Juni 2022

Zum Weintrinken ins „Dorf“

Statt mit 9 Euro Ticket in überfüllten Zügen irgendwo hin haben wir unser entspanntes, leeres Düsseldorf genossen. Zu Fuß sind wir ins „Dorf“, das tatsächlich ländlich wirkende Alt Niederkassel, gelaufen. Start war der Biergarten der gemütlichen D-Schänke, die sich Weinfreaks merken sollten. Der neue Inhaber dieser traditionellen Dorfschänke, Thomas Demske, hat seinen kompletten Weinkeller mit eingebracht, was zu einer unvermuteten, gefühlt sicher etwa 700 Positionen starken Weinkarte geführt hat, die insbesondere im Bereich deutscher Rieslinge phänomenal mit großartiger Jahrgangstiefe ist. Da lohnt dann selbst eine 9 Euro Ticketfahrt hierhin von egal woher, auch aus Köln.

Wir begannen unseren Abend im Dorf mit einem fantastischen 2009 Halenberg GG von Schäfer-Fröhlich, jetzt im perfekten GG Alter und immer noch so taufrisch. Sehr präzise und animierend die saftige 2009er Frucht, immer noch rassig die Säure, dazu eine intensive, salzige Mineralität - WT96. Unsterblich dieser 1987 Mouton Rothschild mit diesem prächtigen Etikett, auf dem der Schweizer Künstler Erni den Baron Philippe de Rothschild verewigt hat. Etwas schlanker als der geniale 90 Mouton vom Vorabend, aber ohne Alterstöne, sehr elegant mit der klassischen Mouton Aromatik, ein klassischer Mouton zum Verlieben - WT95. Wiederauferstanden nach schöpferischer Pause ist dieser hedonistische 1990 Gazin mit pflaumiger Frucht, prächtiger, einfach dekadent leckerer, schokoladiger Fülle und gutem Rückgrat für ein längeres, zweites Leben - WT96. Und dann war da noch dieser atemberaubende, tief dunkle, druckvolle 1999 Pingus, der mit seiner perfekten Balance aus Kraft und Eleganz an die legendäre Eisenfaust im Samthandschuh von Margaux erinnerte.
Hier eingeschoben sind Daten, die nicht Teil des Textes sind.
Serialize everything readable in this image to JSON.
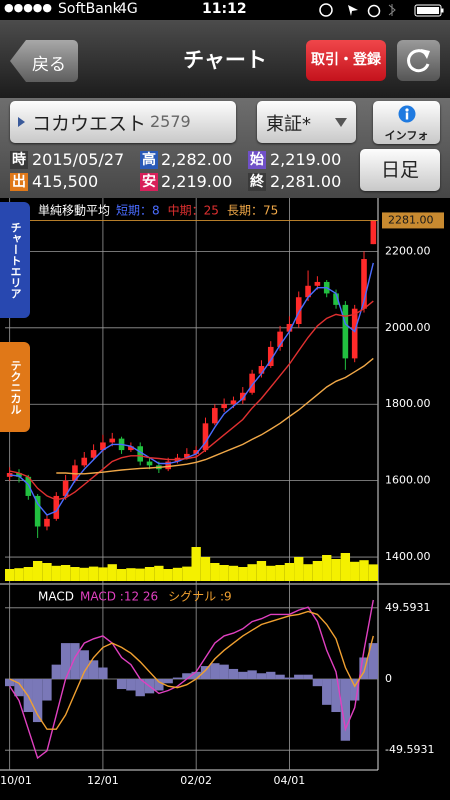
{
  "status_bar": {
    "signal": "●●●●●",
    "carrier": "SoftBank",
    "network": "4G",
    "time": "11:12"
  },
  "nav": {
    "back": "戻る",
    "title": "チャート",
    "trade": "取引・登録"
  },
  "stock": {
    "name": "コカウエスト",
    "code": "2579",
    "market": "東証*",
    "info": "インフォ",
    "period": "日足"
  },
  "quote": [
    {
      "label": "時",
      "value": "2015/05/27"
    },
    {
      "label": "高",
      "value": "2,282.00"
    },
    {
      "label": "始",
      "value": "2,219.00"
    },
    {
      "label": "出",
      "value": "415,500"
    },
    {
      "label": "安",
      "value": "2,219.00"
    },
    {
      "label": "終",
      "value": "2,281.00"
    }
  ],
  "side_tabs": {
    "chart_area": "チャートエリア",
    "technical": "テクニカル"
  },
  "chart_data": {
    "type": "candlestick",
    "title": "単純移動平均",
    "categories": [
      "10/01",
      null,
      null,
      null,
      null,
      null,
      null,
      null,
      null,
      null,
      "12/01",
      null,
      null,
      null,
      null,
      null,
      null,
      null,
      null,
      null,
      "02/02",
      null,
      null,
      null,
      null,
      null,
      null,
      null,
      null,
      null,
      "04/01",
      null,
      null,
      null,
      null,
      null,
      null,
      null,
      null,
      null
    ],
    "open": [
      1610,
      1620,
      1610,
      1560,
      1480,
      1500,
      1560,
      1600,
      1640,
      1660,
      1680,
      1700,
      1710,
      1680,
      1690,
      1650,
      1640,
      1630,
      1650,
      1660,
      1670,
      1680,
      1750,
      1790,
      1800,
      1810,
      1830,
      1880,
      1900,
      1950,
      1990,
      2010,
      2080,
      2110,
      2120,
      2090,
      2060,
      1920,
      2050,
      2219
    ],
    "high": [
      1635,
      1630,
      1615,
      1565,
      1510,
      1570,
      1615,
      1655,
      1675,
      1695,
      1720,
      1725,
      1715,
      1700,
      1700,
      1660,
      1650,
      1660,
      1670,
      1685,
      1690,
      1765,
      1800,
      1815,
      1820,
      1845,
      1890,
      1915,
      1965,
      2005,
      2030,
      2095,
      2150,
      2135,
      2125,
      2100,
      2070,
      2060,
      2200,
      2282
    ],
    "low": [
      1600,
      1595,
      1550,
      1450,
      1470,
      1495,
      1550,
      1595,
      1635,
      1655,
      1675,
      1690,
      1670,
      1675,
      1640,
      1630,
      1620,
      1625,
      1645,
      1655,
      1660,
      1675,
      1745,
      1780,
      1790,
      1800,
      1825,
      1870,
      1895,
      1940,
      1985,
      2000,
      2070,
      2100,
      2080,
      2050,
      1890,
      1910,
      2040,
      2219
    ],
    "close": [
      1620,
      1610,
      1560,
      1480,
      1500,
      1560,
      1600,
      1640,
      1660,
      1680,
      1700,
      1710,
      1680,
      1690,
      1650,
      1640,
      1630,
      1650,
      1660,
      1670,
      1680,
      1750,
      1790,
      1800,
      1810,
      1830,
      1880,
      1900,
      1950,
      1990,
      2010,
      2080,
      2110,
      2120,
      2090,
      2060,
      1920,
      2050,
      2180,
      2281
    ],
    "up_color": "#ff2a2a",
    "down_color": "#22c040",
    "last_price_label": "2281.00",
    "series": [
      {
        "name": "短期：8",
        "color": "#4a6cff",
        "values": [
          1615,
          1612,
          1590,
          1540,
          1510,
          1520,
          1560,
          1600,
          1630,
          1655,
          1680,
          1695,
          1695,
          1690,
          1675,
          1660,
          1645,
          1645,
          1650,
          1660,
          1670,
          1700,
          1740,
          1775,
          1795,
          1815,
          1850,
          1880,
          1915,
          1955,
          1990,
          2040,
          2080,
          2105,
          2105,
          2090,
          2010,
          1990,
          2070,
          2170
        ]
      },
      {
        "name": "中期：25",
        "color": "#e03030",
        "values": [
          1625,
          1620,
          1610,
          1580,
          1560,
          1550,
          1555,
          1570,
          1590,
          1610,
          1630,
          1650,
          1660,
          1665,
          1665,
          1660,
          1658,
          1655,
          1655,
          1658,
          1662,
          1680,
          1700,
          1720,
          1740,
          1760,
          1790,
          1815,
          1845,
          1875,
          1905,
          1940,
          1975,
          2005,
          2025,
          2035,
          2030,
          2035,
          2050,
          2070
        ]
      },
      {
        "name": "長期：75",
        "color": "#f0a848",
        "values": [
          null,
          null,
          null,
          null,
          null,
          1620,
          1620,
          1618,
          1618,
          1620,
          1622,
          1625,
          1628,
          1630,
          1632,
          1633,
          1635,
          1637,
          1640,
          1643,
          1648,
          1655,
          1665,
          1675,
          1685,
          1695,
          1708,
          1720,
          1735,
          1750,
          1768,
          1785,
          1805,
          1825,
          1845,
          1860,
          1870,
          1885,
          1900,
          1920
        ]
      }
    ],
    "ylim": [
      1340,
      2290
    ],
    "yticks": [
      {
        "value": 1400,
        "label": "1400.00"
      },
      {
        "value": 1600,
        "label": "1600.00"
      },
      {
        "value": 1800,
        "label": "1800.00"
      },
      {
        "value": 2000,
        "label": "2000.00"
      },
      {
        "value": 2200,
        "label": "2200.00"
      }
    ],
    "grid": true,
    "volume": {
      "color": "#f4f000",
      "ylim": [
        0,
        1000000
      ],
      "values": [
        300000,
        320000,
        350000,
        500000,
        450000,
        380000,
        400000,
        350000,
        330000,
        360000,
        340000,
        420000,
        300000,
        320000,
        310000,
        350000,
        380000,
        300000,
        330000,
        360000,
        850000,
        600000,
        450000,
        400000,
        380000,
        350000,
        420000,
        500000,
        380000,
        400000,
        450000,
        600000,
        420000,
        500000,
        650000,
        550000,
        700000,
        480000,
        520000,
        415500
      ]
    },
    "macd": {
      "title": "MACD",
      "series": [
        {
          "name": "MACD :12 26",
          "color": "#e040c0",
          "values": [
            -5,
            -15,
            -35,
            -55,
            -50,
            -25,
            0,
            15,
            25,
            28,
            30,
            25,
            15,
            10,
            0,
            -5,
            -10,
            -8,
            -5,
            0,
            5,
            15,
            25,
            30,
            32,
            35,
            40,
            42,
            45,
            45,
            45,
            48,
            50,
            40,
            20,
            5,
            -35,
            -20,
            20,
            55
          ]
        },
        {
          "name": "シグナル :9",
          "color": "#f0a030",
          "values": [
            0,
            -3,
            -12,
            -25,
            -35,
            -35,
            -25,
            -10,
            5,
            15,
            22,
            25,
            22,
            18,
            12,
            5,
            -2,
            -5,
            -6,
            -4,
            0,
            6,
            14,
            20,
            25,
            30,
            34,
            38,
            40,
            42,
            44,
            45,
            47,
            45,
            38,
            28,
            8,
            -5,
            5,
            30
          ]
        }
      ],
      "histogram": {
        "color": "#7a78b8",
        "values": [
          -5,
          -12,
          -23,
          -30,
          -15,
          10,
          25,
          25,
          20,
          13,
          8,
          0,
          -7,
          -8,
          -12,
          -10,
          -8,
          -3,
          1,
          4,
          5,
          9,
          11,
          10,
          7,
          5,
          6,
          4,
          5,
          3,
          1,
          3,
          3,
          -5,
          -18,
          -23,
          -43,
          -15,
          15,
          25
        ]
      },
      "ylim": [
        -62,
        62
      ],
      "yticks": [
        -49.5931,
        0,
        49.5931
      ]
    }
  }
}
Einfach Weltklasse - WT98.

Punkt 22 Uhr muss leider dieser schöne Biergarten aufgrund eines einzelnen, renitenten Nachbarn und Prozesshansels schließen. Willkommen in Deutschland!

Als zogen wir weiter zum Passion du Vin, wo uns Michael Krieg, bei dem unverhofft noch eine Geburtstagsgesellschaft aus der Nachbarschaft tagte, nicht nur mit einer feinen Platte aus seinem großen Sortiment frischer, französischer Käse verwöhnte. Aus der D-Schenke hatten wir noch einen famosen 2011 Percarlo mitgebracht. Der war mir schon am letzten Wochenende auf der Alpina Auslese bei der Verkostung mehrerer, gereifter Percarlo Jahrgänge aufgefallen. Das war Sangiovese (sonst nicht unbedingt meine Lieblings-Rebsorte) vom Feinsten. Sehr elegant mit feiner Frucht, Kirsche und Pflaume, etwas Balsamico, der kräuterigen Note des toskanischen Macchia und kräftigen, aber reifen Tanninen, baute enorm im Glas aus und dürfte noch eine gute Zukunft haben - WT95. Als Nightcap kam von Michael noch ein überraschend schöner 1990 Lanessan. Ein klassischer Old School Bordeaux, der gerade erst anfing, sich zu öffnen und sicher noch ein paar Dekaden vor sich hat, verkannt und absolut großartig - WT93+.

Einfach schön war es da auf dem „Dorf“.